One of the leading candidates for a homegrown deal would appear to be forward Darwin Jones, who was with the Sounders in preseason camp and then for much of the year after being declared ineligible to play for the University of Washington.

How good is Jones? Well, veteran goalkeeper Marcus Hahnemann made a point of praising the speedy youngster — unprompted — saying Jones would be pushing for a starting spot if he played in MLS back in 1997-99 (when Hahnemann was first in the league).

Jones, you might remember, was the fastest player in preseason and is in the Mike Fucito mold — short, quick, powerful.

Another leading option is DeAndre Yedlin, a local product who plays right back at collegiate power Akron. Yedlin has often trained with the first team, as well, and if almost always listed as a top option for the next homegrown signing. Nick Palodichuk (Duke) and Sean Okoli (Wake Forest) are a couple other top prospects playing NCAA soccer.

Back to Garber’s conference call, the commissioner was asked if the league has considered mandatory playing time for youth players signed to the first team. It’s a model that has been used in Mexico, where there has been great success at the youth level.

“We have spent a lot of time, as recently as two-, three weeks ago, where we had a competition and technical meeting down in Dallas, talking about the concept of mandatory play for young players,” Garber said. “We’ve done a lot of research on it and we’re certainly mindful of the success that Mexico has had. We’re not sure that that success is driven by the mandatory rule as much as it’s driven by just a massive commitment by the league working in partnership with the federation down there.”

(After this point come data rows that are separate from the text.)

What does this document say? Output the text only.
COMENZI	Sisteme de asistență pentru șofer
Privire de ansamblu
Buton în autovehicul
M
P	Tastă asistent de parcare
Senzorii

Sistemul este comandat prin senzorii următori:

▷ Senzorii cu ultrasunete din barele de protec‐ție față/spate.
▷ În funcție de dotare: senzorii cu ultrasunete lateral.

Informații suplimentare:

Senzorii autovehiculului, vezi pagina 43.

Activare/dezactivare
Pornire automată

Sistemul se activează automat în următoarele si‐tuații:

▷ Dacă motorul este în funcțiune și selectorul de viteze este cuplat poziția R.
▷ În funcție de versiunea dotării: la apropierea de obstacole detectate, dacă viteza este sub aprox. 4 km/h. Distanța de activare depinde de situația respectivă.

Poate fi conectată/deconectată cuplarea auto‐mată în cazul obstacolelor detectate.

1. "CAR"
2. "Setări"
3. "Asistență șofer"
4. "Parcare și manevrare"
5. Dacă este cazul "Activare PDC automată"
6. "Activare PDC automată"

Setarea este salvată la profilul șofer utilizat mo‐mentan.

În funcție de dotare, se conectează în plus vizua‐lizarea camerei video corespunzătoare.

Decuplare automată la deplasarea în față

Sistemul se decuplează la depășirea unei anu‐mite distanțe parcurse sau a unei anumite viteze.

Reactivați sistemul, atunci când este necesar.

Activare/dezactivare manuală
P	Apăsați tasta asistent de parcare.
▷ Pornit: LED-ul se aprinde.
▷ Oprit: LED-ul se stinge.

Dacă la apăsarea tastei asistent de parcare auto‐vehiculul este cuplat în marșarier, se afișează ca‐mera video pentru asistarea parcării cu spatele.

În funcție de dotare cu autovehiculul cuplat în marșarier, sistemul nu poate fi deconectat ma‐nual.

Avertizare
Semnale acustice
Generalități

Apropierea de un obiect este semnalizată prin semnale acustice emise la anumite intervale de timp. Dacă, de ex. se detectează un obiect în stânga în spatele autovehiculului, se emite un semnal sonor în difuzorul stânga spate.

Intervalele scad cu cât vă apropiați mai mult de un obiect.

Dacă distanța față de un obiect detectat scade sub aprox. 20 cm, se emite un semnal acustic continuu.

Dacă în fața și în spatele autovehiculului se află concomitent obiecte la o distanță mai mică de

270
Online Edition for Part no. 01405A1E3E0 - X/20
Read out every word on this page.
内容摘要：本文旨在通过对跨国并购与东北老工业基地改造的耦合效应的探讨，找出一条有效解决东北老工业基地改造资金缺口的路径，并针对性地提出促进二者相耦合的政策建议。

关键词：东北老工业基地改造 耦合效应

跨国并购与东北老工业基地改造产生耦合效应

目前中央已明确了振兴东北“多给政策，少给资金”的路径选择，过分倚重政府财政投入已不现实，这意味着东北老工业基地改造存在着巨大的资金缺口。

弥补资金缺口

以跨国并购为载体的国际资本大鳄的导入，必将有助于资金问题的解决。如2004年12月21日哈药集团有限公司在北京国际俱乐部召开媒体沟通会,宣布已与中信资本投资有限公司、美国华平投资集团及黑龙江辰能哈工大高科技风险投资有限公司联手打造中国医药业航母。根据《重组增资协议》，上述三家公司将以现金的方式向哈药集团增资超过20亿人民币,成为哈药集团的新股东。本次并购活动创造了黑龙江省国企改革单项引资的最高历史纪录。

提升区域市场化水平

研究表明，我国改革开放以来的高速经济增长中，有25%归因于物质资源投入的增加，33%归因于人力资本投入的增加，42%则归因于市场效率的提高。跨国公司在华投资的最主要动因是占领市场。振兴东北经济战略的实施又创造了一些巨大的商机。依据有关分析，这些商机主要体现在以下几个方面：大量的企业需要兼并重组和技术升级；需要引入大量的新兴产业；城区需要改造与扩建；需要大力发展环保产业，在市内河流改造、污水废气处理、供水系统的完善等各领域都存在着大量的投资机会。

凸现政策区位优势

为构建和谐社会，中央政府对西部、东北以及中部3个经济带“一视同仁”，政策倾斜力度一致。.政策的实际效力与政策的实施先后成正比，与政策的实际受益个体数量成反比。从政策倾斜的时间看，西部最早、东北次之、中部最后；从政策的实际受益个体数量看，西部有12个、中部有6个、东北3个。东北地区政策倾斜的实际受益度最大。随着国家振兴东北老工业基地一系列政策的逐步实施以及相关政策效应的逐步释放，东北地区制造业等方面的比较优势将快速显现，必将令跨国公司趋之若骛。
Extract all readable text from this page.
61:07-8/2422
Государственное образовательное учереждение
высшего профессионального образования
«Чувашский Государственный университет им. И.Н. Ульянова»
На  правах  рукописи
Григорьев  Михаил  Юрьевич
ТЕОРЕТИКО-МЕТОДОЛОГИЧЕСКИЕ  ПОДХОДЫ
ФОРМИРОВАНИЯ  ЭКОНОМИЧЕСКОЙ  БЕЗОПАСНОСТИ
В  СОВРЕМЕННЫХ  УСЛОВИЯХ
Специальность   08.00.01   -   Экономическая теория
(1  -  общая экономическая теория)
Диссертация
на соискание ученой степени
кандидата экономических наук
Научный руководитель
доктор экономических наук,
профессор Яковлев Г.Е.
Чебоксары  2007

Recently, MLS academies have gone down to the U-15 level, which is another sign of commitment, Garber noted, since there really aren’t any short-term rewards for such a move.

Overall, there haven’t been many tangible rewards at all, though Garber explained, “Just because they’re not being signed doesn’t mean we haven’t developed great players.”

“The fact of the matter is many of them are being nicked off by clubs around the world,” he continued, “particularly down south, and furthering their careers before they’re of age and permitted to be signed by Major League Soccer. Dallas has lost half a dozen players to Mexican clubs.

“Part of the issue is ensuring that we are providing (homegrown players) with competitive games at the reserve league, and we are working on ways to have a more competitive reserve league. Part of it could be a closer relationship with the second division and giving those players an opportunity to get minutes with the second division. Part of it could be incentivizing our teams for providing playing opportunities for those young players on their first team. Those three or four initiatives or even mechanisms we think will provide a greater level of value to our teams who are making these investments.”

Hanauer also weighed in during the team’s end-of-the-year press conference, and he said Garber’s comments were “spot on.”

“This investment that we’re making as a league I think it’s fair to say has not paid dividends to date — based on Sigi’s numbers and the fact that in some cases our academies are developing players that then get plucked and end up in Mexico or other parts of the world,” Hanauer added. “Again, in terms of these numbers that we’re talking about, this is a million-dollar-a-year investment that we’re making currently. It’s probably going up and probably going up relatively aggressively. It will continue to cost more and more money, and it’s an investment in the future. It really is. It’s players that are coming into our system at 11-, 12-, 13 years old today that hopefully we can develop in a more meaningful way and prepare to be professional players.

“That said, we do want to be good citizens as we develop soccer players, because there are European and South American countries littered with young soccer players who thought they were going to be professional and dropped out of school and now don’t have an education and are trying to figure out what to do. So certainly we want to develop those players into professionals, but if they’re not going to be professional, we want to make sure we’ve prepared them to be good young men and go to university and do whatever it takes to be a good person in society.”